Incorporation of Diverse Arctic Vegetation Types in a Land-Surface Model Improves Representation of Spatial Variability in Carbon Dynamics Across a Tundra Landscape
Authors
Bailey A. Murphy1* (murphyba@ornl.gov), Benjamin N. Sulman1, Fengming Yuan1, Verity G. Salmon1, Jitendra Kumar1, Colleen Iversen1, Sigrid Dengel2, Margaret S. Torn2
Institutions
1Oak Ridge National Laboratory, Oak Ridge, TN; 2Lawrence Berkeley National Laboratory, Berkeley, CA
URLs
Abstract
Earth system models (ESMs), particularly land surface components that simulate complex interactions between vegetation and the atmosphere, serve as essential tools for comprehending climate change. The Arctic is experiencing warming trends surpassing those observed elsewhere on Earth. Given the considerable carbon stored in permafrost that is susceptible to release with ongoing warming, permafrost thaw has the potential to significantly impact global carbon cycling and ecosystem-climate feedbacks. However, model predictions of climate change in Arctic regions are uncertain, in part due to challenges in capturing the complexity of Arctic ecosystems and the historically limited availability of observational data for model validation and calibration. Arctic ecosystems are typically represented in a highly simplified manner. For instance, the Energy Exascale Earth System Model (E3SM) divides Arctic vegetation into two plant functional types (PFTs): deciduous shrub or grass. Recent efforts have integrated diverse Arctic PFTs into the E3SM Land Model (ELM), leveraging the wealth of data from the Next-Generation Ecosystem Experiments (NGEE) Arctic to parameterize the additional PFTs. In this study, researchers conducted spatially explicit 100 × 100 m resolution simulations of vegetation and associated carbon dynamics at the NGEE Arctic Council study site on Alaska’s Seward Peninsula, using ELM configured with the improved representation of Arctic vegetation.

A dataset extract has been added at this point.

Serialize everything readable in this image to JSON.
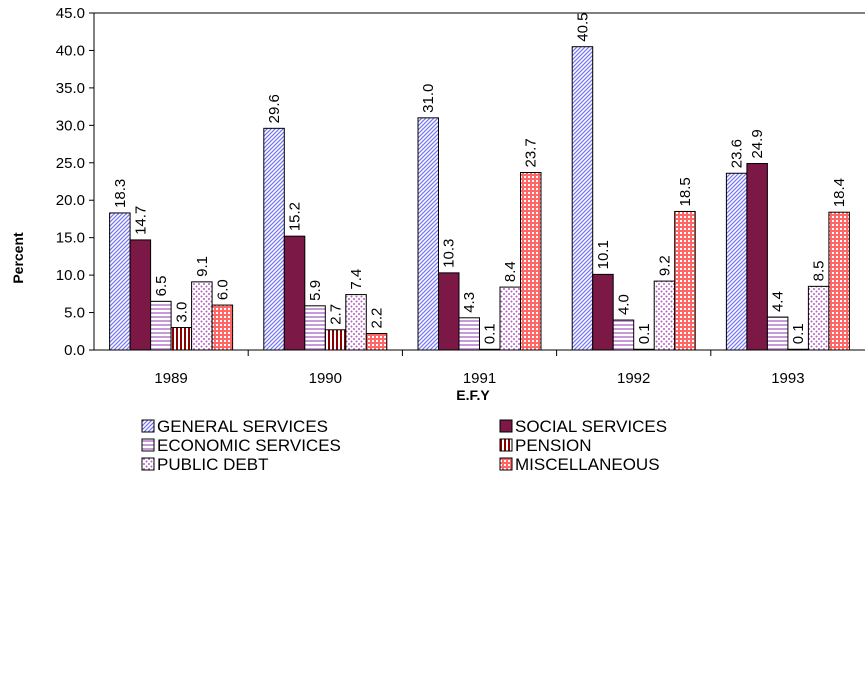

Comparison of model predictions with observational data (e.g., eddy covariance flux tower, airborne hyperspectral remote sensing, and machine learning–based plant community characterization) reveals that the refined PFT representation produced more realistic spatial patterns of tundra vegetation biomass and land-atmosphere exchanges compared to the original model. Variability in vegetation biomass and productivity across the tundra landscape was much higher when incorporating multiple tundra plant growth forms. Results demonstrate that enhanced model representation of the diversity of Arctic vegetation can provide a more robust predictive understanding of carbon dynamics across tundra landscapes, facilitating regional to pan-Arctic scaling.